In discussing the nucleophilic acyl substitution reactions of acyl phosphates, thioester, esters, and amides, we have seen many slight variations on one overarching mechanistic theme. Let’s now look at a reaction that can be thought of as a ‘cousin’ of the nucleophilic acyl substitution, which follows the same general pattern but differs in several details. The reaction catalyzed by argininosuccinate synthetase is the second step in the urea cycle, a four-step series of reactions in which ammonia is converted into urea for elimination in urine.
Looking at this reaction, you can see that a substitution is occurring at an acyl group (an amide, to be specific), but that the atom that gets expelled is the amide oxygen rather than the nitrogen. As you know, amides are comparatively stable, and thus it stands to reason that the starting amide must be activated before the substitution reaction can take place. This occurs, as you might expect, through the formation of an acyl phosphate intermediate at the expense of one ATP molecule.
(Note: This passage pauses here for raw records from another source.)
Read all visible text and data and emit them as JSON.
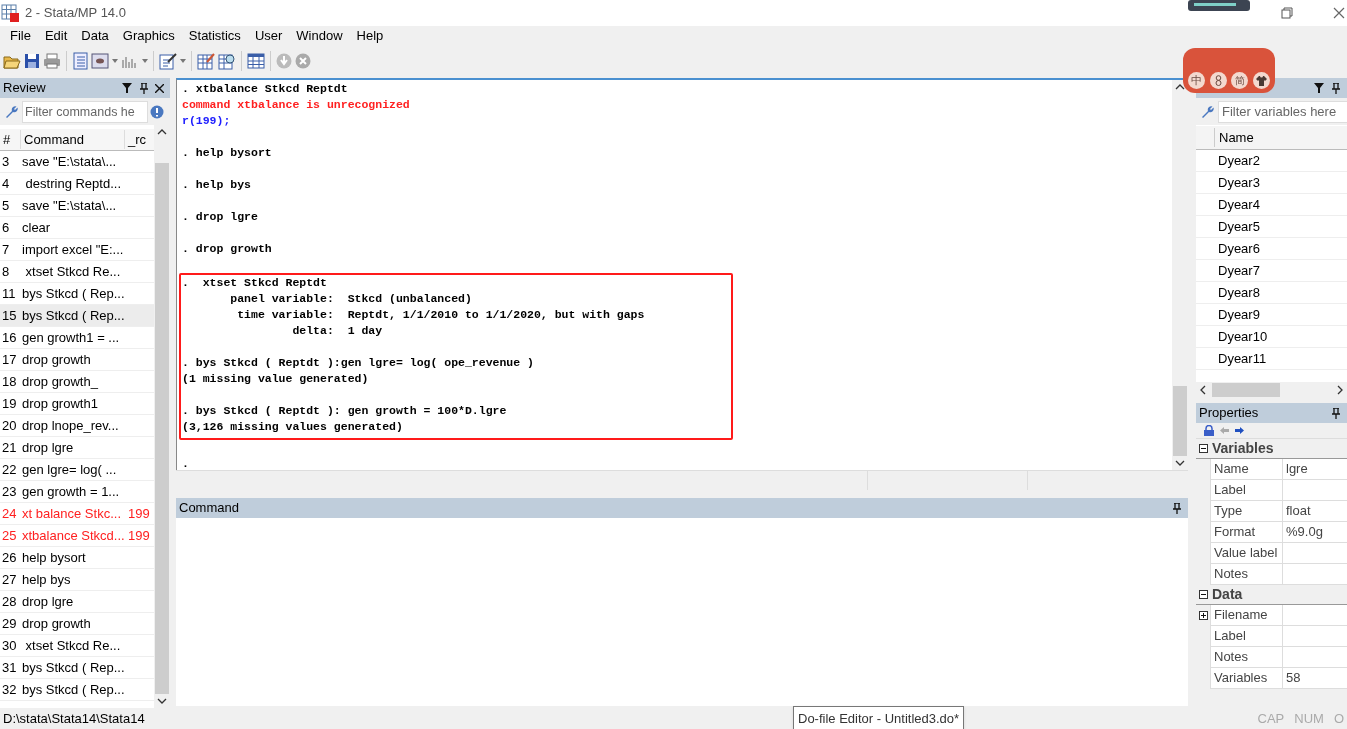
{
  "window": {
    "title": "2 - Stata/MP 14.0"
  },
  "menu": [
    "File",
    "Edit",
    "Data",
    "Graphics",
    "Statistics",
    "User",
    "Window",
    "Help"
  ],
  "ime_toolbar": {
    "items": [
      "中",
      "简"
    ]
  },
  "review": {
    "title": "Review",
    "filter_placeholder": "Filter commands he",
    "columns": [
      "#",
      "Command",
      "_rc"
    ],
    "rows": [
      {
        "num": "3",
        "command": "save \"E:\\stata\\...",
        "rc": "",
        "failed": false,
        "selected": false
      },
      {
        "num": "4",
        "command": " destring Reptd...",
        "rc": "",
        "failed": false,
        "selected": false
      },
      {
        "num": "5",
        "command": "save \"E:\\stata\\...",
        "rc": "",
        "failed": false,
        "selected": false
      },
      {
        "num": "6",
        "command": "clear",
        "rc": "",
        "failed": false,
        "selected": false
      },
      {
        "num": "7",
        "command": "import excel \"E:...",
        "rc": "",
        "failed": false,
        "selected": false
      },
      {
        "num": "8",
        "command": " xtset Stkcd Re...",
        "rc": "",
        "failed": false,
        "selected": false
      },
      {
        "num": "11",
        "command": "bys Stkcd ( Rep...",
        "rc": "",
        "failed": false,
        "selected": false
      },
      {
        "num": "15",
        "command": "bys Stkcd ( Rep...",
        "rc": "",
        "failed": false,
        "selected": true
      },
      {
        "num": "16",
        "command": "gen growth1 = ...",
        "rc": "",
        "failed": false,
        "selected": false
      },
      {
        "num": "17",
        "command": "drop growth",
        "rc": "",
        "failed": false,
        "selected": false
      },
      {
        "num": "18",
        "command": "drop growth_",
        "rc": "",
        "failed": false,
        "selected": false
      },
      {
        "num": "19",
        "command": "drop growth1",
        "rc": "",
        "failed": false,
        "selected": false
      },
      {
        "num": "20",
        "command": "drop lnope_rev...",
        "rc": "",
        "failed": false,
        "selected": false
      },
      {
        "num": "21",
        "command": "drop lgre",
        "rc": "",
        "failed": false,
        "selected": false
      },
      {
        "num": "22",
        "command": "gen lgre= log( ...",
        "rc": "",
        "failed": false,
        "selected": false
      },
      {
        "num": "23",
        "command": "gen growth = 1...",
        "rc": "",
        "failed": false,
        "selected": false
      },
      {
        "num": "24",
        "command": "xt balance Stkc...",
        "rc": "199",
        "failed": true,
        "selected": false
      },
      {
        "num": "25",
        "command": "xtbalance Stkcd...",
        "rc": "199",
        "failed": true,
        "selected": false
      },
      {
        "num": "26",
        "command": "help bysort",
        "rc": "",
        "failed": false,
        "selected": false
      },
      {
        "num": "27",
        "command": "help bys",
        "rc": "",
        "failed": false,
        "selected": false
      },
      {
        "num": "28",
        "command": "drop lgre",
        "rc": "",
        "failed": false,
        "selected": false
      },
      {
        "num": "29",
        "command": "drop growth",
        "rc": "",
        "failed": false,
        "selected": false
      },
      {
        "num": "30",
        "command": " xtset Stkcd Re...",
        "rc": "",
        "failed": false,
        "selected": false
      },
      {
        "num": "31",
        "command": "bys Stkcd ( Rep...",
        "rc": "",
        "failed": false,
        "selected": false
      },
      {
        "num": "32",
        "command": "bys Stkcd ( Rep...",
        "rc": "",
        "failed": false,
        "selected": false
      }
    ]
  },
  "results": {
    "sections": [
      {
        "boxed": false,
        "lines": [
          {
            "kind": "command",
            "text": ". xtbalance Stkcd Reptdt"
          },
          {
            "kind": "error",
            "text": "command xtbalance is unrecognized"
          },
          {
            "kind": "return_code",
            "text": "r(199);"
          },
          {
            "kind": "spacer"
          },
          {
            "kind": "command",
            "text": ". help bysort"
          },
          {
            "kind": "spacer"
          },
          {
            "kind": "command",
            "text": ". help bys"
          },
          {
            "kind": "spacer"
          },
          {
            "kind": "command",
            "text": ". drop lgre"
          },
          {
            "kind": "spacer"
          },
          {
            "kind": "command",
            "text": ". drop growth"
          },
          {
            "kind": "spacer"
          }
        ]
      },
      {
        "boxed": true,
        "lines": [
          {
            "kind": "command",
            "text": ".  xtset Stkcd Reptdt"
          },
          {
            "kind": "output",
            "text": "       panel variable:  Stkcd (unbalanced)"
          },
          {
            "kind": "output",
            "text": "        time variable:  Reptdt, 1/1/2010 to 1/1/2020, but with gaps"
          },
          {
            "kind": "output",
            "text": "                delta:  1 day"
          },
          {
            "kind": "spacer"
          },
          {
            "kind": "command",
            "text": ". bys Stkcd ( Reptdt ):gen lgre= log( ope_revenue )"
          },
          {
            "kind": "output",
            "text": "(1 missing value generated)"
          },
          {
            "kind": "spacer"
          },
          {
            "kind": "command",
            "text": ". bys Stkcd ( Reptdt ): gen growth = 100*D.lgre"
          },
          {
            "kind": "output",
            "text": "(3,126 missing values generated)"
          }
        ]
      },
      {
        "boxed": false,
        "lines": [
          {
            "kind": "spacer"
          },
          {
            "kind": "output",
            "text": "."
          }
        ]
      }
    ]
  },
  "command_panel": {
    "title": "Command"
  },
  "variables": {
    "filter_placeholder": "Filter variables here",
    "column": "Name",
    "rows": [
      "Dyear2",
      "Dyear3",
      "Dyear4",
      "Dyear5",
      "Dyear6",
      "Dyear7",
      "Dyear8",
      "Dyear9",
      "Dyear10",
      "Dyear11"
    ]
  },
  "properties": {
    "title": "Properties",
    "groups": [
      {
        "name": "Variables",
        "expanded": true,
        "rows": [
          {
            "label": "Name",
            "value": "lgre",
            "expandable": false
          },
          {
            "label": "Label",
            "value": "",
            "expandable": false
          },
          {
            "label": "Type",
            "value": "float",
            "expandable": false
          },
          {
            "label": "Format",
            "value": "%9.0g",
            "expandable": false
          },
          {
            "label": "Value label",
            "value": "",
            "expandable": false
          },
          {
            "label": "Notes",
            "value": "",
            "expandable": false
          }
        ]
      },
      {
        "name": "Data",
        "expanded": true,
        "rows": [
          {
            "label": "Filename",
            "value": "",
            "expandable": true
          },
          {
            "label": "Label",
            "value": "",
            "expandable": false
          },
          {
            "label": "Notes",
            "value": "",
            "expandable": false
          },
          {
            "label": "Variables",
            "value": "58",
            "expandable": false
          }
        ]
      }
    ]
  },
  "status_bar": {
    "path": "D:\\stata\\Stata14\\Stata14",
    "indicators": [
      "CAP",
      "NUM",
      "O"
    ]
  },
  "tooltip": "Do-file Editor - Untitled3.do*"
}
In this particular reaction, the amide oxygen acts as a nucleophile, attacking the alpha-phosphate of ATP to form the activated acyl-AMP intermediate. Next, a kind of acyl substitution occurs that we have not yet seen: the amine nitrogen on the aspartate attacks the electrophilic carbon of a carbon-nitrogen double bond, and the reaction proceeds through a tetrahedral intermediate before the AMP group is expelled, taking with it what was originally the carbonyl oxygen of the starting amide.
Look carefully at the progress of this reaction, and make sure that you can see how it fits the basic pattern of the other nucleophilic acyl substitution reactions we have studied.